Well, risk assessment is a balance between "How likely is this event to occur?" with, "How dangerous is the event if it occurs?" The likelihood of O2 toxicity by exceeding the ppO2 of 1.4 for a period of time is proportional to the degree to which you exceed it, and the length of time you do so -- but one of the scariest things about ox-tox seizures is that they are so horribly unpredictable between people, and even with a single person on different days. One of the most frightening things in my Rec Triox class was a table that summarized a variety of experiments done by different groups investigating oxygen toxicity. It impressed the dickens out of me. So the answer to the first question is that nobody can tell you, really, what the risk of a seizure is if you do 45 minutes of bottom time at a ppO2 of 1.5, but it isn't zero, and it's almost certainly higher than staying shallower or using a lesser mix.

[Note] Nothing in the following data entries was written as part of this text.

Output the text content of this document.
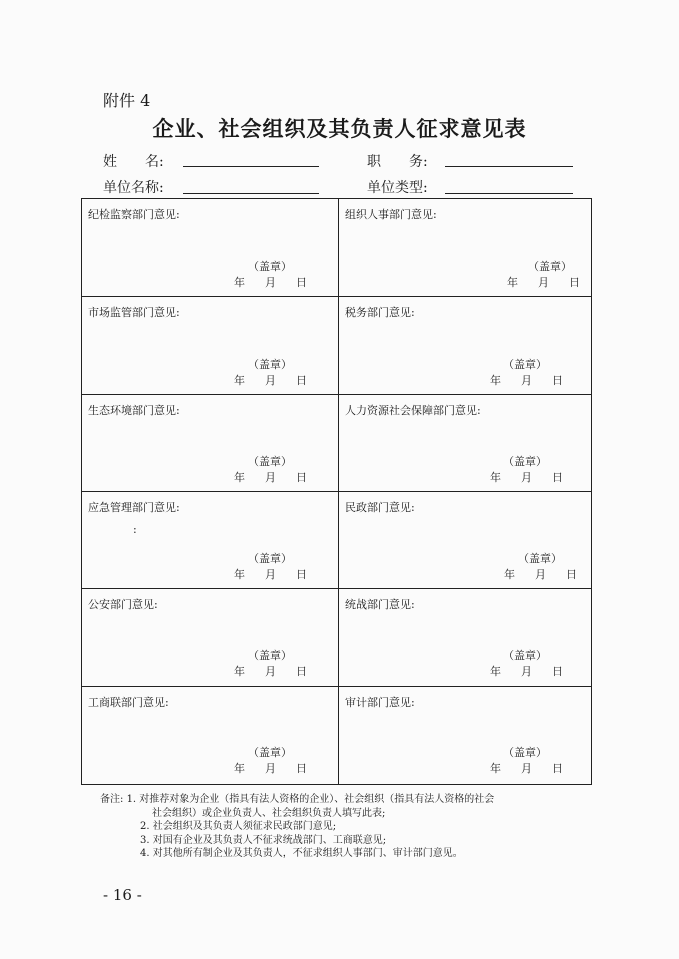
附件 4
企业、社会组织及其负责人征求意见表
姓　　名:	职　　务:
单位名称:	单位类型:
纪检监察部门意见:
（盖章）
年 月 日
组织人事部门意见:
（盖章）
年 月 日
市场监管部门意见:
（盖章）
年 月 日
税务部门意见:
（盖章）
年 月 日
生态环境部门意见:
（盖章）
年 月 日
人力资源社会保障部门意见:
（盖章）
年 月 日
应急管理部门意见:
（盖章）
年 月 日
民政部门意见:
（盖章）
年 月 日
公安部门意见:
（盖章）
年 月 日
统战部门意见:
（盖章）
年 月 日
工商联部门意见:
（盖章）
年 月 日
审计部门意见:
（盖章）
年 月 日
:
备注: 1. 对推荐对象为企业（指具有法人资格的企业）、社会组织（指具有法人资格的社会
社会组织）或企业负责人、社会组织负责人填写此表;
2. 社会组织及其负责人须征求民政部门意见;
3. 对国有企业及其负责人不征求统战部门、工商联意见;
4. 对其他所有制企业及其负责人，不征求组织人事部门、审计部门意见。
- 16 -
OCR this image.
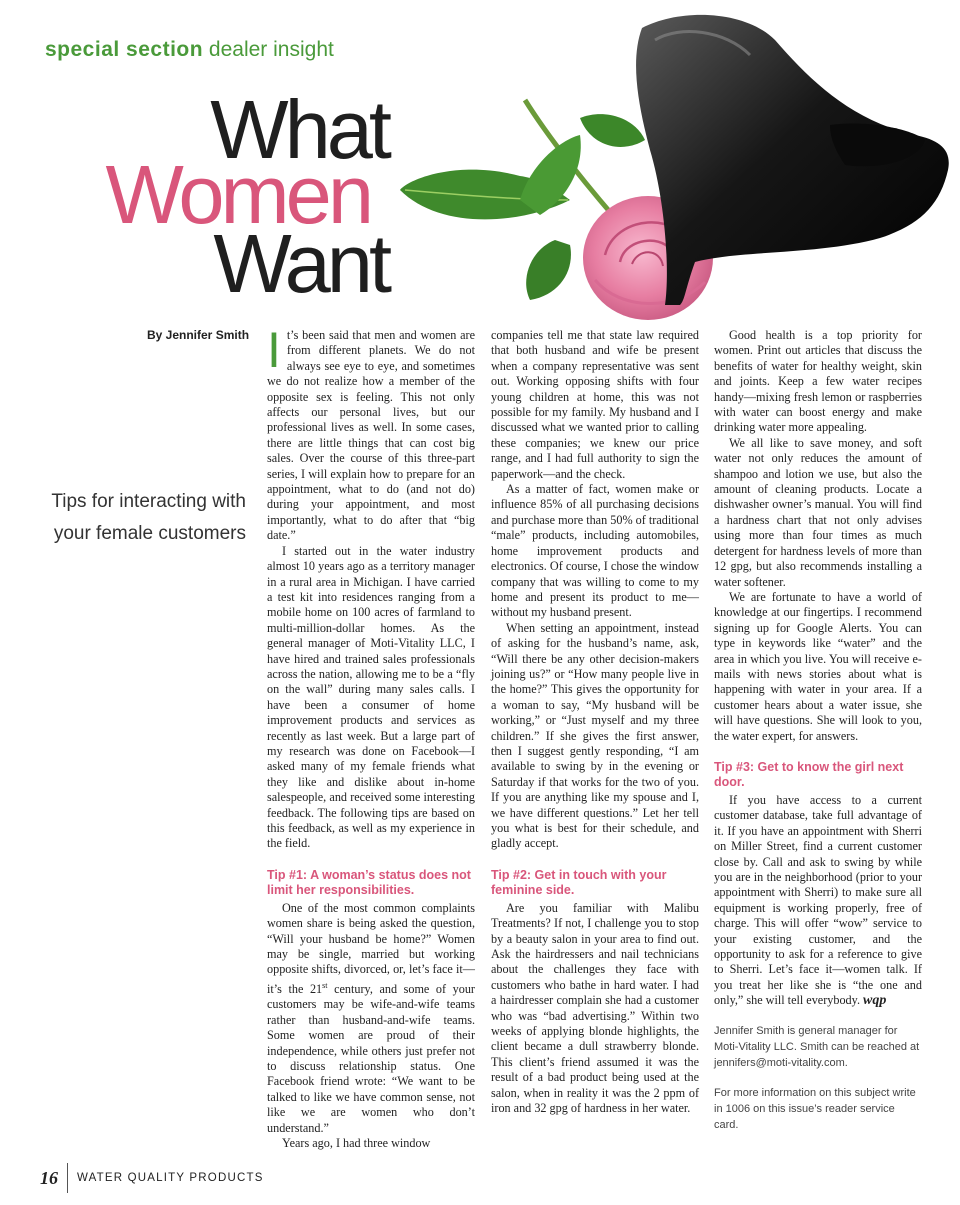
special section dealer insight
What
Women
Want
By Jennifer Smith
Tips for interacting with your female customers

It’s been said that men and women are from different planets. We do not always see eye to eye, and sometimes we do not realize how a member of the opposite sex is feeling. This not only affects our personal lives, but our professional lives as well. In some cases, there are little things that can cost big sales. Over the course of this three-part series, I will explain how to prepare for an appointment, what to do (and not do) during your appointment, and most importantly, what to do after that “big date.”

I started out in the water industry almost 10 years ago as a territory manager in a rural area in Michigan. I have carried a test kit into residences ranging from a mobile home on 100 acres of farmland to multi-million-dollar homes. As the general manager of Moti-Vitality LLC, I have hired and trained sales professionals across the nation, allowing me to be a “fly on the wall” during many sales calls. I have been a consumer of home improvement products and services as recently as last week. But a large part of my research was done on Facebook—I asked many of my female friends what they like and dislike about in-home salespeople, and received some interesting feedback. The following tips are based on this feedback, as well as my experience in the field.

Tip #1: A woman’s status does not limit her responsibilities.

One of the most common complaints women share is being asked the question, “Will your husband be home?” Women may be single, married but working opposite shifts, divorced, or, let’s face it—it’s the 21st century, and some of your customers may be wife-and-wife teams rather than husband-and-wife teams. Some women are proud of their independence, while others just prefer not to discuss relationship status. One Facebook friend wrote: “We want to be talked to like we have common sense, not like we are women who don’t understand.”

Years ago, I had three window

companies tell me that state law required that both husband and wife be present when a company representative was sent out. Working opposing shifts with four young children at home, this was not possible for my family. My husband and I discussed what we wanted prior to calling these companies; we knew our price range, and I had full authority to sign the paperwork—and the check.

As a matter of fact, women make or influence 85% of all purchasing decisions and purchase more than 50% of traditional “male” products, including automobiles, home improvement products and electronics. Of course, I chose the window company that was willing to come to my home and present its product to me—without my husband present.

When setting an appointment, instead of asking for the husband’s name, ask, “Will there be any other decision-makers joining us?” or “How many people live in the home?” This gives the opportunity for a woman to say, “My husband will be working,” or “Just myself and my three children.” If she gives the first answer, then I suggest gently responding, “I am available to swing by in the evening or Saturday if that works for the two of you. If you are anything like my spouse and I, we have different questions.” Let her tell you what is best for their schedule, and gladly accept.

Tip #2: Get in touch with your feminine side.

Are you familiar with Malibu Treatments? If not, I challenge you to stop by a beauty salon in your area to find out. Ask the hairdressers and nail technicians about the challenges they face with customers who bathe in hard water. I had a hairdresser complain she had a customer who was “bad advertising.” Within two weeks of applying blonde highlights, the client became a dull strawberry blonde. This client’s friend assumed it was the result of a bad product being used at the salon, when in reality it was the 2 ppm of iron and 32 gpg of hardness in her water.

Good health is a top priority for women. Print out articles that discuss the benefits of water for healthy weight, skin and joints. Keep a few water recipes handy—mixing fresh lemon or raspberries with water can boost energy and make drinking water more appealing.

We all like to save money, and soft water not only reduces the amount of shampoo and lotion we use, but also the amount of cleaning products. Locate a dishwasher owner’s manual. You will find a hardness chart that not only advises using more than four times as much detergent for hardness levels of more than 12 gpg, but also recommends installing a water softener.

We are fortunate to have a world of knowledge at our fingertips. I recommend signing up for Google Alerts. You can type in keywords like “water” and the area in which you live. You will receive e-mails with news stories about what is happening with water in your area. If a customer hears about a water issue, she will have questions. She will look to you, the water expert, for answers.

Tip #3: Get to know the girl next door.

If you have access to a current customer database, take full advantage of it. If you have an appointment with Sherri on Miller Street, find a current customer close by. Call and ask to swing by while you are in the neighborhood (prior to your appointment with Sherri) to make sure all equipment is working properly, free of charge. This will offer “wow” service to your existing customer, and the opportunity to ask for a reference to give to Sherri. Let’s face it—women talk. If you treat her like she is “the one and only,” she will tell everybody. wqp

Jennifer Smith is general manager for Moti-Vitality LLC. Smith can be reached at jennifers@moti-vitality.com.
For more information on this subject write in 1006 on this issue’s reader service card.
16 WATER QUALITY PRODUCTS
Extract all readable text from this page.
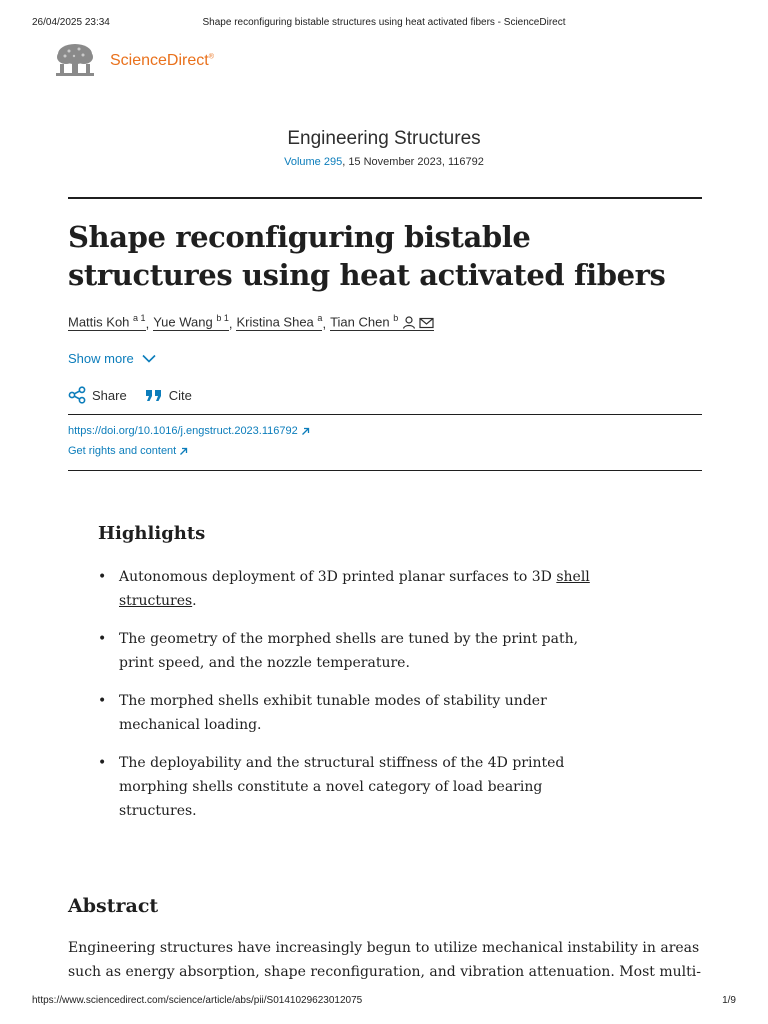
26/04/2025 23:34	Shape reconfiguring bistable structures using heat activated fibers - ScienceDirect
ScienceDirect®
Engineering Structures
Volume 295, 15 November 2023, 116792
Shape reconfiguring bistable structures using heat activated fibers
Mattis Koh $^{a 1}$ , Yue Wang $^{b 1}$ , Kristina Shea $^a$ , Tian Chen $^b$
Show more
Share	Cite
https://doi.org/10.1016/j.engstruct.2023.116792
Get rights and content
Highlights
• Autonomous deployment of 3D printed planar surfaces to 3D shell structures.
• The geometry of the morphed shells are tuned by the print path, print speed, and the nozzle temperature.
• The morphed shells exhibit tunable modes of stability under mechanical loading.
• The deployability and the structural stiffness of the 4D printed morphing shells constitute a novel category of load bearing structures.
Abstract

Engineering structures have increasingly begun to utilize mechanical instability in areas such as energy absorption, shape reconfiguration, and vibration attenuation. Most multi-

https://www.sciencedirect.com/science/article/abs/pii/S0141029623012075	1/9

The second part of the question is, "How dangerous is the event?" The answer to that is that almost all oxygen toxicity seizures that occur underwater are lethal. There have been a couple of documented survivors, both with highly trained buddies who happened to be focused on the diver at the moment the problem occurred, and who executed the salvage procedure flawlessly. I wouldn't count on that, especially during the average recreational dive.
So you have an outcome whose likelihood is uncertain and variable but which will almost certainly be lethal if it happens -- I don't know about you, but that's enough to make me want to avoid the risk. I dive conservative ppO2s.